Background: Cystic fibrosis (CF) is characterized by progressive lung disease that can lead to respiratory failure requiring lung transplant (LT). CFTR modulators (CFTRm) improve and/or preserve lung function and may reduce the need for LT.

Aim: This retrospective, observational study assessed associations between CFTRm approval and LT trends in the US.

Methods: Using data from the Scientific Registry of Transplant Recipients, rates of LT, pre-LT mortality, and removal from waitlist for improving condition in people with vs without CF were compared 1) prior to any CFTRm approval (1/1/09-1/30/12); 2) after ivacaftor (IVA), lumacaftor (LUM)/IVA, or tezacaftor (TEZ)/IVA but before elexacaftor (ELX)/TEZ/IVA approval (1/31/12-10/20/19); and 3) after ELX/TEZ/IVA approval (10/21/19-12/31/21).

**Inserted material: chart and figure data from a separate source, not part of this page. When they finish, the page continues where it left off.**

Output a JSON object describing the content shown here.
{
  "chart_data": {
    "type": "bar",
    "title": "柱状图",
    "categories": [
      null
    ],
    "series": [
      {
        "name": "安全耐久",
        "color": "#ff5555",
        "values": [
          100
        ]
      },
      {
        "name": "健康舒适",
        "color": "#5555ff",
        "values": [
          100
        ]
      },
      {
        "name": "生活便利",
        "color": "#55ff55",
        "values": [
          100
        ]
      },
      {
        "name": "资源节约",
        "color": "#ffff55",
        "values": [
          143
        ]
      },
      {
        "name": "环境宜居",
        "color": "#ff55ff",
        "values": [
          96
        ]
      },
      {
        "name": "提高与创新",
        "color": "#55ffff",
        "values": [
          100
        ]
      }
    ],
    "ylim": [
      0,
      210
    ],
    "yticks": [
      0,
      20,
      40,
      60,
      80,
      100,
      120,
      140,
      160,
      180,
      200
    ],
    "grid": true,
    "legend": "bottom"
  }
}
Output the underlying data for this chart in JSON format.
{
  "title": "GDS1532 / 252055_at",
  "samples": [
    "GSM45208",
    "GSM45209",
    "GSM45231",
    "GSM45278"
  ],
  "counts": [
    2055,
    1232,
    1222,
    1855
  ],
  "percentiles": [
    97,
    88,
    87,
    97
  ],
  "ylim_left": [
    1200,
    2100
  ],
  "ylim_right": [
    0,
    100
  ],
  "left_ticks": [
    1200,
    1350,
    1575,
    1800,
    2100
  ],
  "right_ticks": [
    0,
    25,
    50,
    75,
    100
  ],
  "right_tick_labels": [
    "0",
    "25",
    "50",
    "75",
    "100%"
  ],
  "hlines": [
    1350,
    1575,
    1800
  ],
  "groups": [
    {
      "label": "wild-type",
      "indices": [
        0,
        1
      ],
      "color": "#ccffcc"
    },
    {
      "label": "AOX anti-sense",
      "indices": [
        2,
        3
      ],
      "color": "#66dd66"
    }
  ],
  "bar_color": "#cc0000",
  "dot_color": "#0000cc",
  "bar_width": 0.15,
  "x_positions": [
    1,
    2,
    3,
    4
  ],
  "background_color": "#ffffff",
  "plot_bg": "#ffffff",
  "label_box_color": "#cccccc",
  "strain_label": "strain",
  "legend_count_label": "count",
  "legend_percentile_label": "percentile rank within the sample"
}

Results: After ELX/TEZ/IVA approval, LT and pre-LT mortality rates substantially decreased in the CF group, while the LT rate increased and pre-LT mortality rate was stable in the non-CF group (Table). During this time, rate of removal from waitlist for improving condition substantially increased in CF but remained stable in the non-CF group.

Conclusions: In the US, LT and pre-LT mortality rates were reduced in people with CF after ELX/TEZ/IVA approval. Fewer CF-related LTs may have increased the proportion allocated to those without CF.